General Manager Marc Langevin said for them, with the resort currently closed for refurbishment, it was “all about the target of opening in November”, so their focus was to look to hire as many Caymanians as possible in anticipation of a possible opening then. It was particularly important for the resort to employ locally given the severe restrictions the pandemic has created in bringing on board staff from overseas.
“Assuming a full reopening in November, there will be a need of about 450 employees,” he confirmed. “It is very clear that we will not be finding so many people on the island with the qualification [necessary], so what we are trying to do early on is to try and find out how many Caymanians are interested, and from that point we will go backwards.”
Taking into consideration the global shortage of hospitality workers whose livelihoods came to an abrupt end with the pandemic lockdowns, in their respective countries, Mr Langevin said it was already too late to recruit overseas for a November opening, when taking into consideration the length of time needed to get work permit applications and travel arrangements in place.
“Every stage of the normal recruitment process is behind,” he confirmed
Their aggressive local recruitment campaign was born out of a deep necessity to get the resort ready to be able to welcome visitors either at the end of this year or early next year. Referring to the desperate need for staff, he admitted:
“We can see the crisis that is coming ahead; however we have the benefit of time.”

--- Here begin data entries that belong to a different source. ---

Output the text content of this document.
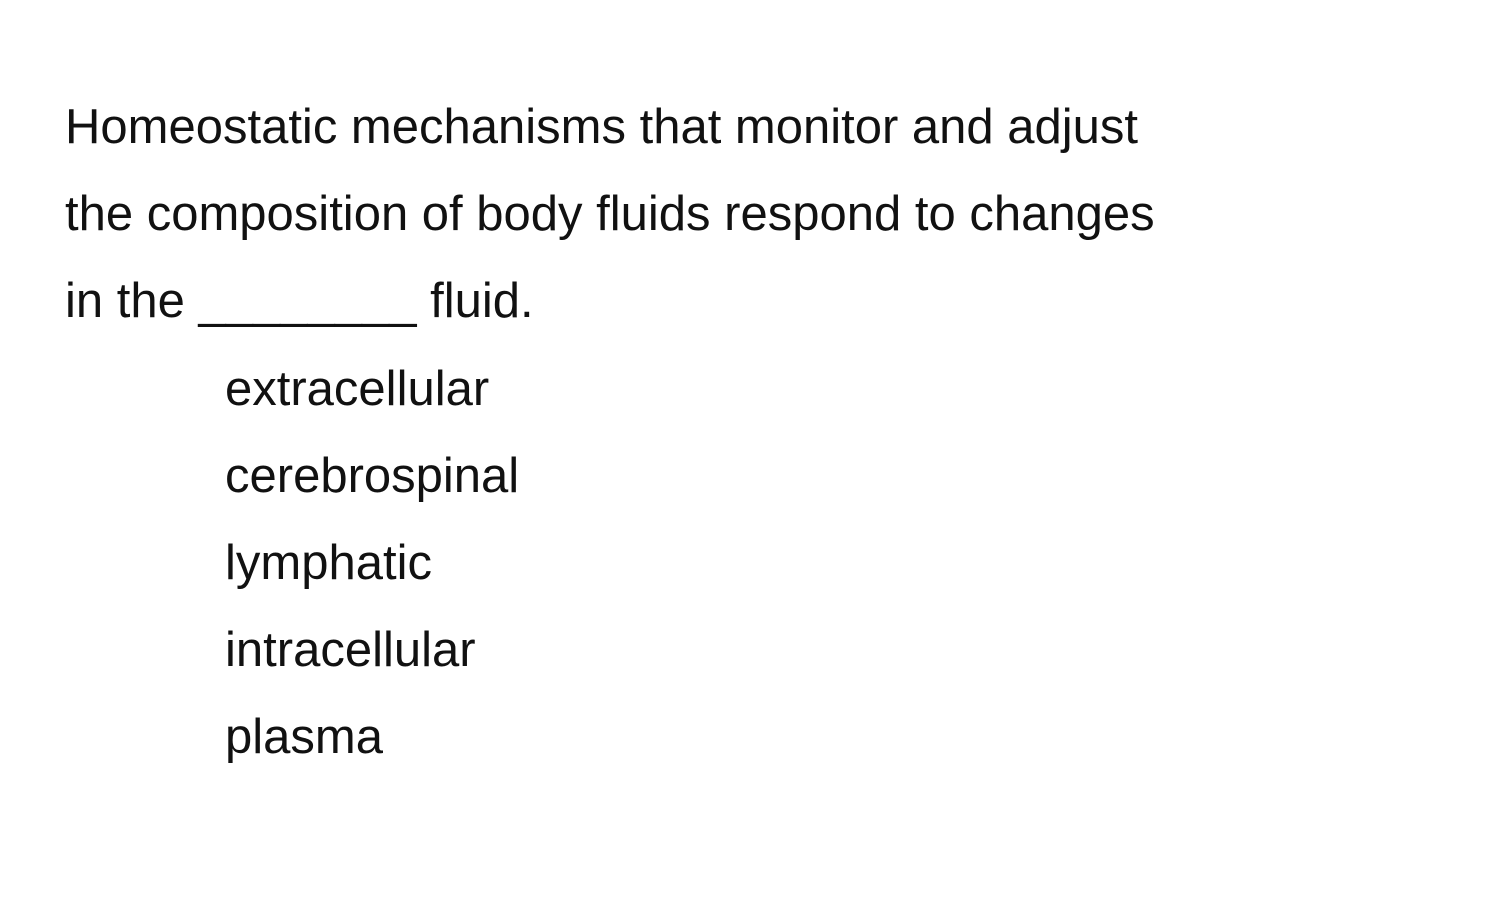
Homeostatic mechanisms that monitor and adjust
the composition of body fluids respond to changes
in the ________ fluid.

extracellular
cerebrospinal
lymphatic
intracellular
plasma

He was pleased that 50 or so candidates had shown up for interviews on Tuesday as the said it was not a great value proposition for them to accept a job now which might not be starting until November. More interviewees were expected in the days ahead as well, he confirmed.
The recruitment process was a multi-phased event, whereby prospective employees had already completed application processes including an online assessment. Those who were at the resort had been invited for a formal interview.

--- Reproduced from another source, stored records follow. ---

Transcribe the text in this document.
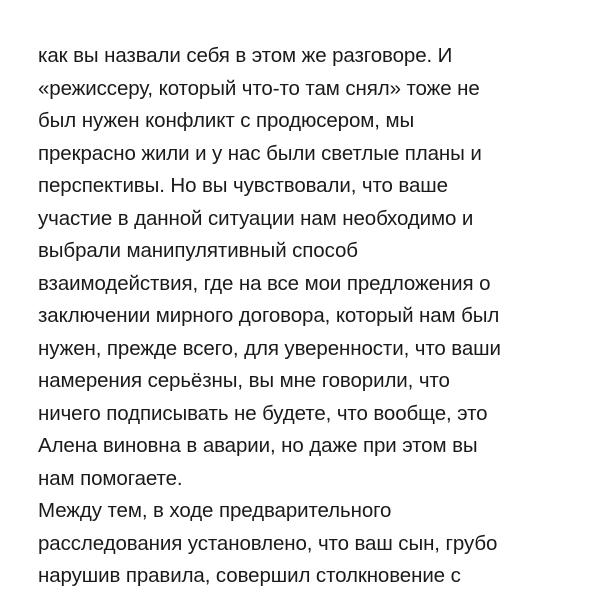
как вы назвали себя в этом же разговоре. И
«режиссеру, который что-то там снял» тоже не
был нужен конфликт с продюсером, мы
прекрасно жили и у нас были светлые планы и
перспективы. Но вы чувствовали, что ваше
участие в данной ситуации нам необходимо и
выбрали манипулятивный способ
взаимодействия, где на все мои предложения о
заключении мирного договора, который нам был
нужен, прежде всего, для уверенности, что ваши
намерения серьёзны, вы мне говорили, что
ничего подписывать не будете, что вообще, это
Алена виновна в аварии, но даже при этом вы
нам помогаете.
Между тем, в ходе предварительного
расследования установлено, что ваш сын, грубо
нарушив правила, совершил столкновение с
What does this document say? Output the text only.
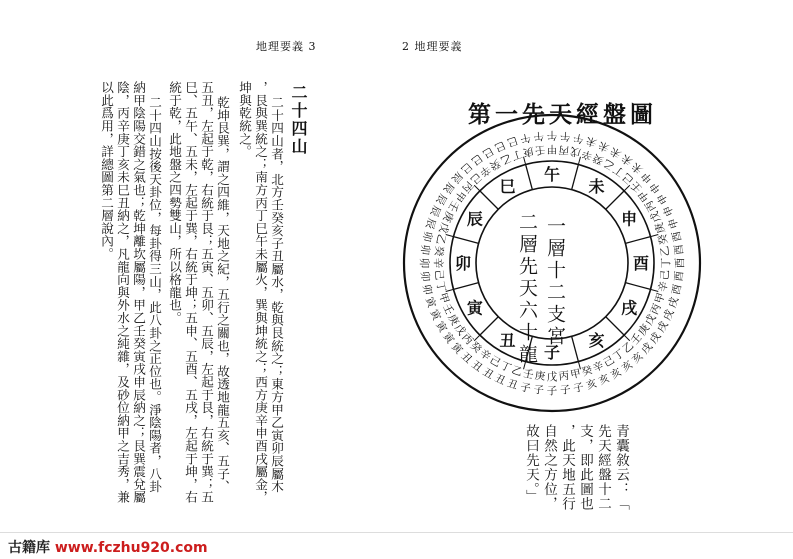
地理要義 3
二十四山
二十四山者，北方壬癸亥子丑屬水，乾與艮統之；東方甲乙寅卯辰屬木
，艮與巽統之；南方丙丁巳午未屬火，巽與坤統之；西方庚辛申酉戌屬金，
坤與乾統之。
乾坤艮巽，謂之四維，天地之紀，五行之關也，故透地龍五亥、五子、
五丑，左起于乾，右統于艮；五寅、五卯、五辰，左起于艮，右統于巽；五
巳、五午、五未，左起于巽，右統于坤；五申、五酉、五戌，左起于坤，右
統于乾，此地盤之四勢雙山，所以格龍也。
二十四山按後天卦位，每卦得三山，此八卦之正位也。淨陰陽者，八卦
納甲陰陽交錯之氣也；乾坤離坎屬陽，甲乙壬癸寅戌申辰納之；艮巽震兌屬
陰，丙辛庚丁亥未巳丑納之，凡龍向與外水之純雜，及砂位納甲之吉秀，兼
以此爲用，詳總圖第二層說內。
2 地理要義
第一先天經盤圖
子
丑
寅
卯
辰
巳
午
未
申
酉
戌
亥
甲
子
丙
子
戊
子
庚
子
壬
子
乙
丑
丁
丑
己
丑
辛
丑
癸
丑
丙
寅
戊
寅
庚
寅
壬
寅
甲
寅
丁
卯
己
卯
辛
卯
癸
卯
乙
卯
戊
辰 庚
辰 壬
辰 甲
辰 丙
辰 己
巳 辛
巳 癸
巳 乙
巳
丁
巳
庚
午
壬
午
甲
午
丙
午
戊
午
辛
未
癸
未
乙
未
丁
未
己
未
壬
申
甲
申
丙
申
戊
申
庚
申
癸 酉
乙 酉
丁 酉
己 酉
辛 酉
甲
戌
丙
戌
戊
戌
庚
戌
壬
戌
乙
亥
丁
亥
己
亥
辛
亥
癸
亥
一層十二支宮
二層先天六十龍
青囊敘云：「
先天經盤十二
支，即此圖也
，此天地五行
自然之方位，
故曰先天。」
古籍库 www.fczhu920.com
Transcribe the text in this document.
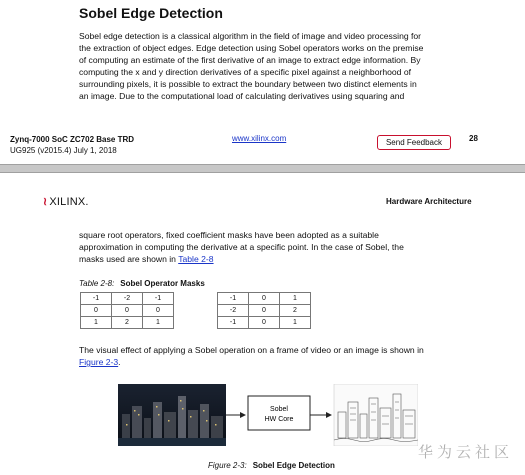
Sobel Edge Detection
Sobel edge detection is a classical algorithm in the field of image and video processing for
the extraction of object edges. Edge detection using Sobel operators works on the premise
of computing an estimate of the first derivative of an image to extract edge information. By
computing the x and y direction derivatives of a specific pixel against a neighborhood of
surrounding pixels, it is possible to extract the boundary between two distinct elements in
an image. Due to the computational load of calculating derivatives using squaring and
Zynq-7000 SoC ZC702 Base TRD
UG925 (v2015.4) July 1, 2018
www.xilinx.com	Send Feedback	28
≀ XILINX.	Hardware Architecture
square root operators, fixed coefficient masks have been adopted as a suitable
approximation in computing the derivative at a specific point. In the case of Sobel, the
masks used are shown in Table 2-8
Table 2-8: Sobel Operator Masks
-1	-2	-1
0	0	0
1	2	1
-1	0	1
-2	0	2
-1	0	1
The visual effect of applying a Sobel operation on a frame of video or an image is shown in
Figure 2-3.
Sobel
HW Core
Figure 2-3: Sobel Edge Detection
华为云社区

“At the end of the day, we are looking at the character of the individual during the interview,” he confirmed. “It’s about the person explaining themselves to see if they are a fit for our organisation.”
Skill development was also an important area of focus for the applicants.
Breaking what he termed the "myth" that Caymanians could not make a decent living working in the hospitality sector, Mr Langevin said that an entry-level position at The Ritz-Carlton, Grand Cayman was still a decent wage when gratuities were included. To further dispel the myth that banks would not take into consideration gratuities when someone wanted a mortgage, for example, he confirmed that he had contacted Royal Bank of Canada and they would recognise regular payments of gratuities into an account when considering mortgage applications.
“Those are myths that keep on being repeated without validation,” he stated. “The truth is Government can check on those [referring to salary and wage information].”
Mr Langevin said it was important to dispel those myths because they were preventing local people from joining the industry. Most importantly, the industry allowed people to grow.
“The hospitality industry is one of those industries where you can develop within,” he said.